1992. September. James Porter is indicted in Massachusetts for molesting 28 children - now adults - still within the statute of limitations. Same day he is indicted in Minnesota for molesting a babysitter of his children.

1992. October. Civil claim settlement with the diocese of Fall River, Massachusetts, by 68 Porter survivors. 31 more are later represented by Attorney Eric MacLeish and settle claims. Then 2 more.

1992. December. Porter is tried for crimes of abusing babysitter in Minnesota. Frank & Sara Fitzpatrick attend along with Porter survivor Fran Battaglia to support the young lady. Porter is found guilty and sentenced to 6 months. Serves 4 months in Minnesota. Minnesota Supreme Court later overturns the verdict based on the prosecutor’s closing remarks that the jury would be “fools” to believe Mrs. Verlyne Porter’s testimony

1993. December. Porter plea bargains with Bristol County District Attorney Paul Walsh, and Judge Steadman gives him 18 to 20 years, of which he is serving 6 or more now in Massachusetts. [as of 11/24/2002]

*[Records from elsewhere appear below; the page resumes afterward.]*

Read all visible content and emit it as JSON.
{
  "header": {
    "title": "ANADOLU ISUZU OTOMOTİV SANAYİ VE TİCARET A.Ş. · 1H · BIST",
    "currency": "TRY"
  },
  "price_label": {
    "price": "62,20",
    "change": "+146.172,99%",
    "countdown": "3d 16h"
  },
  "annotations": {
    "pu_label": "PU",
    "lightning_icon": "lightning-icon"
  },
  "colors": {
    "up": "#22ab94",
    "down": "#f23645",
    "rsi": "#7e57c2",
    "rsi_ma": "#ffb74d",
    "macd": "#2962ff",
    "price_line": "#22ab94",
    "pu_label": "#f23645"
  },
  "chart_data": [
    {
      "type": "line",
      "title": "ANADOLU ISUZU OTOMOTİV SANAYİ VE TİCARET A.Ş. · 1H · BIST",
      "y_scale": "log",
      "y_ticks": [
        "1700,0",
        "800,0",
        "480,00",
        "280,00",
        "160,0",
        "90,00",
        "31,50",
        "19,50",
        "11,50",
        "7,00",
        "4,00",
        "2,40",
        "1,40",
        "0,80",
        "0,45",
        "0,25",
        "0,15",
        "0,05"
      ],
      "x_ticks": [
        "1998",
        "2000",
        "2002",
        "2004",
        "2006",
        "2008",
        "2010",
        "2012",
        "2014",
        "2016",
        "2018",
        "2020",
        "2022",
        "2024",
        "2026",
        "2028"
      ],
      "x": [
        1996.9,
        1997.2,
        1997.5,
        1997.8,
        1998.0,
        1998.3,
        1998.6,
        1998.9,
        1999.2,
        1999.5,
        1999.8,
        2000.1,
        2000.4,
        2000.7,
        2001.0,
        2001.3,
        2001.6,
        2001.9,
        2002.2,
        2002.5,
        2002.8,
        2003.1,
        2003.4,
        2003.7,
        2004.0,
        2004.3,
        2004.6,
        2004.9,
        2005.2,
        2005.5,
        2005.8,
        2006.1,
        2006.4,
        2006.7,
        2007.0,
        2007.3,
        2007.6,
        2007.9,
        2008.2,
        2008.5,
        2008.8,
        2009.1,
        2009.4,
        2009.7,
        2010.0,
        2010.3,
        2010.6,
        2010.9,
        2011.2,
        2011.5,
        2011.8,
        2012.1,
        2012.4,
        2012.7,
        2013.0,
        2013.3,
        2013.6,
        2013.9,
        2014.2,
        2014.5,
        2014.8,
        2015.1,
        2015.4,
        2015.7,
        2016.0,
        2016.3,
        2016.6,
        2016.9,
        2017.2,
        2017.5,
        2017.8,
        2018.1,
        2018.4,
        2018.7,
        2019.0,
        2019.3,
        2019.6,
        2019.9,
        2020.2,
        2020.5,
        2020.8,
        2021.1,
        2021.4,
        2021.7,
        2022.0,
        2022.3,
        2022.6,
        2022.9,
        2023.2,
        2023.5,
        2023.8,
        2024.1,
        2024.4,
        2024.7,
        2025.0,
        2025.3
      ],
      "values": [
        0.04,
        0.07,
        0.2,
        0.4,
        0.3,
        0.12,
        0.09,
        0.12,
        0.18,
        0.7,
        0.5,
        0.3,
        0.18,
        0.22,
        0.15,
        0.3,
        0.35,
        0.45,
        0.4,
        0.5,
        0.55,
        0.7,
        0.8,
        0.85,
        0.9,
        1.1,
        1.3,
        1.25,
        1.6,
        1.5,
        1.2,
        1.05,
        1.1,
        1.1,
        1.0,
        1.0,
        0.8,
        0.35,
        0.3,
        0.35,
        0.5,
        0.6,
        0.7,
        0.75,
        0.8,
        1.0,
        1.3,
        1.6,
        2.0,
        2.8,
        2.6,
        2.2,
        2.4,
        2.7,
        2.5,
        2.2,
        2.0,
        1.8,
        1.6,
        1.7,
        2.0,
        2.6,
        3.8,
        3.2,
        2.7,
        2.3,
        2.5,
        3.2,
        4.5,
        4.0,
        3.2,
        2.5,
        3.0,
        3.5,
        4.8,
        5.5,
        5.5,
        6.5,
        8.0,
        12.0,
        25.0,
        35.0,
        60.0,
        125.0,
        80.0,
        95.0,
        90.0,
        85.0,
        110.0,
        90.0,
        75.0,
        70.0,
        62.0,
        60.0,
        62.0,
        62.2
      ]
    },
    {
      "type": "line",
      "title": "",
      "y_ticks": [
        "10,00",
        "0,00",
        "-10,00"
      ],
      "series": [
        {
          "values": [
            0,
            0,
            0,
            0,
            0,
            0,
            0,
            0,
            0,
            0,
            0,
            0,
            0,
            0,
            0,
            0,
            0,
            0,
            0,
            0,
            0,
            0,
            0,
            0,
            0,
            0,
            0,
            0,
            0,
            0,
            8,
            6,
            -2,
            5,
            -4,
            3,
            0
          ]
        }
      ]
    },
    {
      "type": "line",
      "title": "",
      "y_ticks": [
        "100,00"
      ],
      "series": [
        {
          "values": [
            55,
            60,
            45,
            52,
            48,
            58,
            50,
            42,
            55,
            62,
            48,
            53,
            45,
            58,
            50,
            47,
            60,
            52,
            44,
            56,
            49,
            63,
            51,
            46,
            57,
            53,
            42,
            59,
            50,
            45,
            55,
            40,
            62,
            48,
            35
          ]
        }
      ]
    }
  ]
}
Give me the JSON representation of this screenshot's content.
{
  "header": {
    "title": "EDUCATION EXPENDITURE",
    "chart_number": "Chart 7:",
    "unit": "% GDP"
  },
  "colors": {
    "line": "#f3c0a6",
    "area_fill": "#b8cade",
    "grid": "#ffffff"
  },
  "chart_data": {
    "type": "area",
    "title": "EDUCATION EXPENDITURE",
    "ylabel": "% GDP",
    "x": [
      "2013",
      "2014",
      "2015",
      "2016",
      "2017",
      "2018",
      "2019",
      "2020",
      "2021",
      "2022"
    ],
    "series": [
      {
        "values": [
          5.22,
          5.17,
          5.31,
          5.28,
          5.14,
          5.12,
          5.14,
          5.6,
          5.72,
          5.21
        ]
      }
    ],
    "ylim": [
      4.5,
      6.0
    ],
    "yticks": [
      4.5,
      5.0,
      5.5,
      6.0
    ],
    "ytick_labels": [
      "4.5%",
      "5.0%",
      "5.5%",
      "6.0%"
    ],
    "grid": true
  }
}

More than 130* survivors of Father or Mr. Porter have come forward to date, “coming forward” defined here as going to the police to make a report or being represented by an attorney.

Many other Porter survivors are known but have taken no action. . . .


*More like 200, as I have recently learned.
Then there are many others, too. (See my book if I ever get it published.)